Хмельницкий. - Ле Иван. Страница 21
Но тогда царевич Димитрий не удержался на московском троне. Сначала прошел слух, что он, спасаясь от подосланных злодеев царя Василия Шуйского, выскочил из окна палаты, сломал себе ногу и погиб. Потом он снова появился не то в Чернигове, не то в Путивле, поддерживаемый холопами и крепостными. Как раз в это время вернулся из турецкой неволи бывший холоп князя Телятевского, боевой казак народных войск Северина Наливайко Иван Болотников. С появлением нового мстителя Ивашки Болотникова снова, восстала беднота на юге России против боярской кривды. Несомненные успехи Болотникова в боях с боярской ратью, начиная с Комарницкой волости, приумножили славу его имени и придали новые силы всему народному движению.

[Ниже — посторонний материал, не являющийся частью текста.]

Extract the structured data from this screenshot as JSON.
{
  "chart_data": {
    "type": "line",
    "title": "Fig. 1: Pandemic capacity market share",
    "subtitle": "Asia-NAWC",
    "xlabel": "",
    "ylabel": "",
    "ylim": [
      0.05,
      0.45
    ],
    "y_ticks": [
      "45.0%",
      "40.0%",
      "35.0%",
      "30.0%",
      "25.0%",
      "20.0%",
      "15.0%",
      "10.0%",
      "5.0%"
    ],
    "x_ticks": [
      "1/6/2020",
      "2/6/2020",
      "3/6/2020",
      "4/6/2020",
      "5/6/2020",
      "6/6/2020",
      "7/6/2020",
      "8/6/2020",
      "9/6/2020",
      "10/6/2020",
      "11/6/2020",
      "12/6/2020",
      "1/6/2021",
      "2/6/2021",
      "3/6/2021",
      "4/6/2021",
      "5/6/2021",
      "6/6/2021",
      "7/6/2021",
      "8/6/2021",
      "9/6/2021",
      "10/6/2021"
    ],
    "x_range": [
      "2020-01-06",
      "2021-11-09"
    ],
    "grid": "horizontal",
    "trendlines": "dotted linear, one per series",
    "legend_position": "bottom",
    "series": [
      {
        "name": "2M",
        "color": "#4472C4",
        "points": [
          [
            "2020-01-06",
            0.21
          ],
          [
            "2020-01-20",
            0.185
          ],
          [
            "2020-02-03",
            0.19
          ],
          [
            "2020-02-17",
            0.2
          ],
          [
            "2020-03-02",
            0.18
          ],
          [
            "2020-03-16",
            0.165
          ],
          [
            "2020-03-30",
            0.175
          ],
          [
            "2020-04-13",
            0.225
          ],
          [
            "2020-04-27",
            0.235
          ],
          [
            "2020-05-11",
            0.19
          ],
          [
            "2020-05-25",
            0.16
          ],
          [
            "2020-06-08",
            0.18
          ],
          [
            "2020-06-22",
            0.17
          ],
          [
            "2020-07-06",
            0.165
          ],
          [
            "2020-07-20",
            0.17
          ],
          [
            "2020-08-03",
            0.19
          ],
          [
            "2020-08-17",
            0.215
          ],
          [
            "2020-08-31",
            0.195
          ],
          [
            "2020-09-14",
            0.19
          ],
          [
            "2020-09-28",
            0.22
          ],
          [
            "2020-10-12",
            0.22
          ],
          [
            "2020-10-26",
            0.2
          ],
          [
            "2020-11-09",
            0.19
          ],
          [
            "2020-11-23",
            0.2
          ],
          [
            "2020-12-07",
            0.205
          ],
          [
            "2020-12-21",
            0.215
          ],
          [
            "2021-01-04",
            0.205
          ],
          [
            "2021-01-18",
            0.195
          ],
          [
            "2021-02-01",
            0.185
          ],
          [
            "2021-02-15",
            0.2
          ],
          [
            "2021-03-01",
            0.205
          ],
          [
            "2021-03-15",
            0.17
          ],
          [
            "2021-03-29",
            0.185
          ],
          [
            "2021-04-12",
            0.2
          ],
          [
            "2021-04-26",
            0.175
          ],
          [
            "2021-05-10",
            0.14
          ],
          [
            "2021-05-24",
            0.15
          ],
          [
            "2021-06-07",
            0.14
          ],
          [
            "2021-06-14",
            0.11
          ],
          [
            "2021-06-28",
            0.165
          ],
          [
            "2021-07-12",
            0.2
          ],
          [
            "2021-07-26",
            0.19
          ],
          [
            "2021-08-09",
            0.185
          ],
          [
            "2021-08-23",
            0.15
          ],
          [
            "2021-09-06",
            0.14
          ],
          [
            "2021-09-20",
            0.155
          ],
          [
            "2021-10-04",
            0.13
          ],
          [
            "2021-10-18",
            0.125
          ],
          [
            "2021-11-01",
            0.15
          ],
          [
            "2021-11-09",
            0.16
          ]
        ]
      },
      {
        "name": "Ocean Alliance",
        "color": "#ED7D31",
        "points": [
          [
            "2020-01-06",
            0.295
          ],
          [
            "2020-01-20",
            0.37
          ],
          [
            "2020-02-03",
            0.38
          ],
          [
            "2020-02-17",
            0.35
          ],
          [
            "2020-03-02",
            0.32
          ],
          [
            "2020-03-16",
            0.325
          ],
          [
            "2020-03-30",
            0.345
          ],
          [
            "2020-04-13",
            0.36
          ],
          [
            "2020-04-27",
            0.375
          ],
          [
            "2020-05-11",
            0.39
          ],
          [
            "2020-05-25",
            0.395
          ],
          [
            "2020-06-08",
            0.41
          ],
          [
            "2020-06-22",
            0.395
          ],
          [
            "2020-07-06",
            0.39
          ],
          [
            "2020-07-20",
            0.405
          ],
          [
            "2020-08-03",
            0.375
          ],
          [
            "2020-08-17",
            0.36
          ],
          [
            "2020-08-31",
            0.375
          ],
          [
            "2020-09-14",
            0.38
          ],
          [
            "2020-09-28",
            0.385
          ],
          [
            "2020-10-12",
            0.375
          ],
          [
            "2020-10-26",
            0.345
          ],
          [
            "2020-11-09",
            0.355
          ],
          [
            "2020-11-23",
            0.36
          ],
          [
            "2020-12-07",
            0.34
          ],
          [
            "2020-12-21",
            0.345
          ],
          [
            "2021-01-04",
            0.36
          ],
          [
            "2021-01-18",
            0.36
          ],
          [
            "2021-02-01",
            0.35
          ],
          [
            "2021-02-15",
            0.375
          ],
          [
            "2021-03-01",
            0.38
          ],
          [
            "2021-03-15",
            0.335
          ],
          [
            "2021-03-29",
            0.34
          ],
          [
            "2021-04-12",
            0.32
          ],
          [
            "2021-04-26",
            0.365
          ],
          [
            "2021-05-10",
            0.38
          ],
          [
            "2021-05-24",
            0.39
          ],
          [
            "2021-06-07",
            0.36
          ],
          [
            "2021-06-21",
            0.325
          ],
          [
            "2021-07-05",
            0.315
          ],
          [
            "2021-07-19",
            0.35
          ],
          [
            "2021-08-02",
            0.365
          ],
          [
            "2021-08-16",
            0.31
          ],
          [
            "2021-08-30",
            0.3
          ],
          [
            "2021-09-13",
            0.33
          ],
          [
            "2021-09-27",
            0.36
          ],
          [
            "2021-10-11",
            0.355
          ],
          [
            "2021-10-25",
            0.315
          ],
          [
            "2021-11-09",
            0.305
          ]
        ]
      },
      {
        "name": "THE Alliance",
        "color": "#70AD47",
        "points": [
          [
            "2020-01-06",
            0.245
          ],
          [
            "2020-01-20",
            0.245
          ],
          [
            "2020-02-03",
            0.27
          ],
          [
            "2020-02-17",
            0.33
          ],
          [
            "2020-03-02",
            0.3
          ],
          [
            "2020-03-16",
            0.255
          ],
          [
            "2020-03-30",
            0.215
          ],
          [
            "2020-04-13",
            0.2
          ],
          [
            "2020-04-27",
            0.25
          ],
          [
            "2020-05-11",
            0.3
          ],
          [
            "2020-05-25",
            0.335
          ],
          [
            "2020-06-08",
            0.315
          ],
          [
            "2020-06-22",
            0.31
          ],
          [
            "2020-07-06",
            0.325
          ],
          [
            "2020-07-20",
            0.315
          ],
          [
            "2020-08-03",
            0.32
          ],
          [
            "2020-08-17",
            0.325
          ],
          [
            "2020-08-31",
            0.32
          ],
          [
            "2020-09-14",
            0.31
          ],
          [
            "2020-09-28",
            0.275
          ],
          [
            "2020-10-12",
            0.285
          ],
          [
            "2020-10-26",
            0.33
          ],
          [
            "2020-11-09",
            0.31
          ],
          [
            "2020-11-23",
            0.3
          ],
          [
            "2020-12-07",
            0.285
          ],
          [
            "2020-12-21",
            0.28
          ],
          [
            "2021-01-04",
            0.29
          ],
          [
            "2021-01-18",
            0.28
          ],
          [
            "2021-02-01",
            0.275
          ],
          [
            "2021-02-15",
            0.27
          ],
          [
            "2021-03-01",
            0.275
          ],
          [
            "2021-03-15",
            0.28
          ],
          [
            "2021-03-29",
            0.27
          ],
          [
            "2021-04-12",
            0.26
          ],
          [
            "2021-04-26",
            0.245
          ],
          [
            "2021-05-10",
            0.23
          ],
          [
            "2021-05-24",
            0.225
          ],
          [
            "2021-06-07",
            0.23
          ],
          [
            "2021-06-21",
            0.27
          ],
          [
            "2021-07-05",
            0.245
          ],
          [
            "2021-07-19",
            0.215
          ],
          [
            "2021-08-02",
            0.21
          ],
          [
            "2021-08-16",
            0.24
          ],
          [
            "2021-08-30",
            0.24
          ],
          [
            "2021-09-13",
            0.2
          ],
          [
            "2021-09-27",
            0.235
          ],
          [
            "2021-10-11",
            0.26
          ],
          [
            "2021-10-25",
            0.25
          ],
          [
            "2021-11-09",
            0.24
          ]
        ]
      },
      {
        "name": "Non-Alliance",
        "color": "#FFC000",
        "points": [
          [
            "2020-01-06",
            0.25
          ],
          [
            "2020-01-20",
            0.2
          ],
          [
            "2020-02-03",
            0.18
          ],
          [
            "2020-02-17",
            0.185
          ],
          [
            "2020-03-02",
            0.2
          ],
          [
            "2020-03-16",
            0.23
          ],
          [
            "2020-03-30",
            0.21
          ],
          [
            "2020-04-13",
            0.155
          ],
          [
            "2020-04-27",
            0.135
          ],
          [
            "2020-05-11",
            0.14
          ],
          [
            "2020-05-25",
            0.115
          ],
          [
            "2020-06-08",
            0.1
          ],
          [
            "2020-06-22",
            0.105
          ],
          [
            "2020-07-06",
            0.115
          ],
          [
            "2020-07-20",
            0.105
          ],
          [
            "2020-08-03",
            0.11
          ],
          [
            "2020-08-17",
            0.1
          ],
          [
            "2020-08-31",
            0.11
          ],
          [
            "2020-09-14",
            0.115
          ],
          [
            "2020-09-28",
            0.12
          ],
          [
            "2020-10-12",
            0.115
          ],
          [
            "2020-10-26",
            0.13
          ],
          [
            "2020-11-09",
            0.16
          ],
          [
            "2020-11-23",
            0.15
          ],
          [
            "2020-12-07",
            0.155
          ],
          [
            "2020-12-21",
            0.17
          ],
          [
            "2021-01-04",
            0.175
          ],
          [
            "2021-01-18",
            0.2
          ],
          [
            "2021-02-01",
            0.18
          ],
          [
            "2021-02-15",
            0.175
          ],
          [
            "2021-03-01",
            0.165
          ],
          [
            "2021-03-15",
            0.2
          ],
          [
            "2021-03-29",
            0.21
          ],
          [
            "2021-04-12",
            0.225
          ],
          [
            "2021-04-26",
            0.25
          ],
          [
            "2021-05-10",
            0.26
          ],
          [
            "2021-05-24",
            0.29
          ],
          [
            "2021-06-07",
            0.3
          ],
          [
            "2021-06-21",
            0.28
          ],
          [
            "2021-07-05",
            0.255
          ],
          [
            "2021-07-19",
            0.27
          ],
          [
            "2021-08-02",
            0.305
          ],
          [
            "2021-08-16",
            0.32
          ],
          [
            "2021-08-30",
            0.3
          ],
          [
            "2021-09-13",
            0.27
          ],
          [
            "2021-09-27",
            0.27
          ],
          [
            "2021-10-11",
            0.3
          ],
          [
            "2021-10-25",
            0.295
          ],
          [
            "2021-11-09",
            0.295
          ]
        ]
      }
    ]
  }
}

Именно тогда Семен Пушкарь с другими украинскими казаками снова прибыл в Путивль и участвовал в боях под Кромами и Ельцом вместе с Иваном — этим народным вожаком, которому настолько пришелся по душе, что стал одним из ближайших его есаулов. Часто накануне боя с боярским войском, после окончания совета атаманов, Болотников задерживал Семена и наедине с ним обсуждал самые сложные вопросы. Во время таких встреч Иван вспоминал о своем побратимстве со степным орлом Наливайко. Разговорившись однажды, накануне боя под Москвой, на реке Пахре, Семен признался Болотникову:
— А знаешь, брат, Мелашка, эта горлица дивчина, как ты ее называешь, и есть моя жена…
— Мелашка? Перекрестись, Семен, это тебя околдовали, — не поверил ему Иван, зная, как любила эта девушка Северина Наливайко.
Семен смеялся так, что за живот хватался. Он гордился тем, что его жена такая мужественная казачка.
— Крестом, Ивашка, монахи с пьяных глаз чертей разгоняют, — смеясь, говорил он. — А от Мелашки, внучки деда Уласа, у меня растет сын Мартынко, казаком будет…
И уже у костра ночью рассказал ему, в какой критический момент он встретился с Мелашкой, как стал запорожским казаком, полюбил ее, испытав с нею радость супружеского счастья.
— Она не клялась мне в любви, признавшись, что любовь к единственному в мире человеку на всю жизнь останется в ее сердце. Но в том, что будет мне верной женой, матерью моего ребенка, что будет уважать как друга, — в этом, брат Ивашка, поклялась мне горлица. Люблю ее за правдивость, за душевную чистоту, верю, что в разлуке она еще больше привязывается ко мне, и надеюсь на ее любовь. Это она первая сказала мне: «Иди, Семен. Русские люди свою жизнь отдавали, помогая нам отбиваться от хищных шляхтичей!..»
4
Тяжелыми были, а чем дальше, тем еще тяжелее становились битвы под Москвой. Войска Болотникова с боями приблизились к столице и окружили ее полукольцом. Отступив от гнилой речушки Пахры, где впервые потерпели поражение от войск Шуйского, они подошли к Коломенскому.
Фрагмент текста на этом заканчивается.